SA: Yes I can. In fact most of the time, that is the case.

SR: Who would you say are the three most important people that have inculcated and groomed your sense and appreciation of the arts:

SA: Foremost I would say Ali Imam. He was an ustad in the true sense. He enjoyed teaching and I enjoyed learning. Then there is my friend Iqbal Hassan who is always a step ahead of me and always gets better works of art than I do. I would put Jamil Naqsh also in the top three most important people in my grooming process: he has taught me much and in some ways, I would say that he has perhaps influenced my ‘eye buds’ in the world of art.

SR: Do you require approbation or accreditation from someone before acquiring an artwork? If so, who is that?

SA: No, no one really. If I like something and I can afford it, I usually buy it. However, if it’s a serious piece of work, I usually consult with my wife whose opinion I greatly value and who has a very good eye and taste for art.

SR: A thinking, feeling, progressive society needs to be inclined towards all forms of art. Do you agree?

SA: I totally agree. When you see history and when you look at civilizations that truly flourished, you will realize that art, architecture and other forms such as music, prevailed very widely. Art is an expression of human thought and I believe that this form of expression liberates the usual dogmas that constrain human progress.

SR: Who do you feel play pivotal roles in determining awareness building of the arts in society ?

SA: In today’s time and the world we live in, I think it’s the civil society that carries this mantle and in my opinion they must take the lead in promoting awareness and spreading knowledge. Corporates who have resources at their disposal and the discretion to follow progressive paths can support and should support civil society initiatives, which are viable, sustainable and have a mass appeal or impact.

SR: If you were asked to promote the arts of Pakistan, regionally and globally, how would you go about it?

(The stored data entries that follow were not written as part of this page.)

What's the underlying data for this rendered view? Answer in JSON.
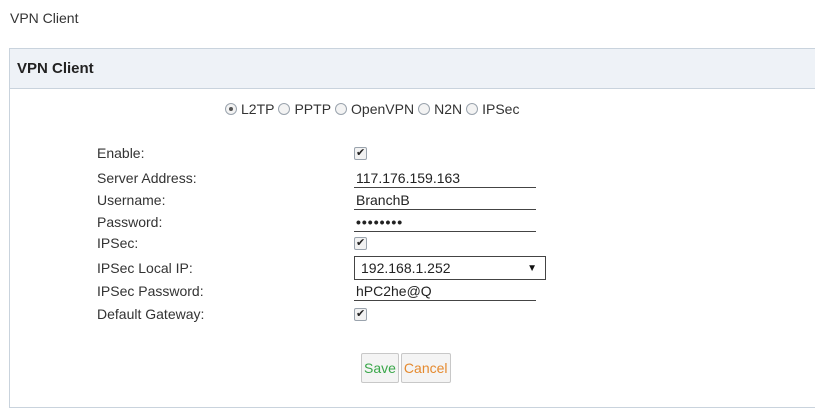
{
  "page": {
    "title": "VPN Client"
  },
  "panel": {
    "header": "VPN Client"
  },
  "protocols": {
    "selected": "L2TP",
    "options": [
      "L2TP",
      "PPTP",
      "OpenVPN",
      "N2N",
      "IPSec"
    ]
  },
  "form": {
    "enable": {
      "label": "Enable:",
      "checked": true
    },
    "server_address": {
      "label": "Server Address:",
      "value": "117.176.159.163"
    },
    "username": {
      "label": "Username:",
      "value": "BranchB"
    },
    "password": {
      "label": "Password:",
      "value": "••••••••"
    },
    "ipsec": {
      "label": "IPSec:",
      "checked": true
    },
    "ipsec_local_ip": {
      "label": "IPSec Local IP:",
      "value": "192.168.1.252"
    },
    "ipsec_password": {
      "label": "IPSec Password:",
      "value": "hPC2he@Q"
    },
    "default_gateway": {
      "label": "Default Gateway:",
      "checked": true
    }
  },
  "buttons": {
    "save": "Save",
    "cancel": "Cancel"
  }
}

SA: Pakistan has a population of nearly two hundred million. I think if you promoted art within Pakistan, you would, in due course, achieve the objective of promoting art regionally and globally. Quite honestly, unless we have a strong domestic understanding and appreciation of art, there is not much point in trying to create regional or global awareness. It is the home market where we should focus first. We need museums where works can be displayed and shown, we need school curricula that provide young minds exposure to art and culture and we need more in terms of media coverage.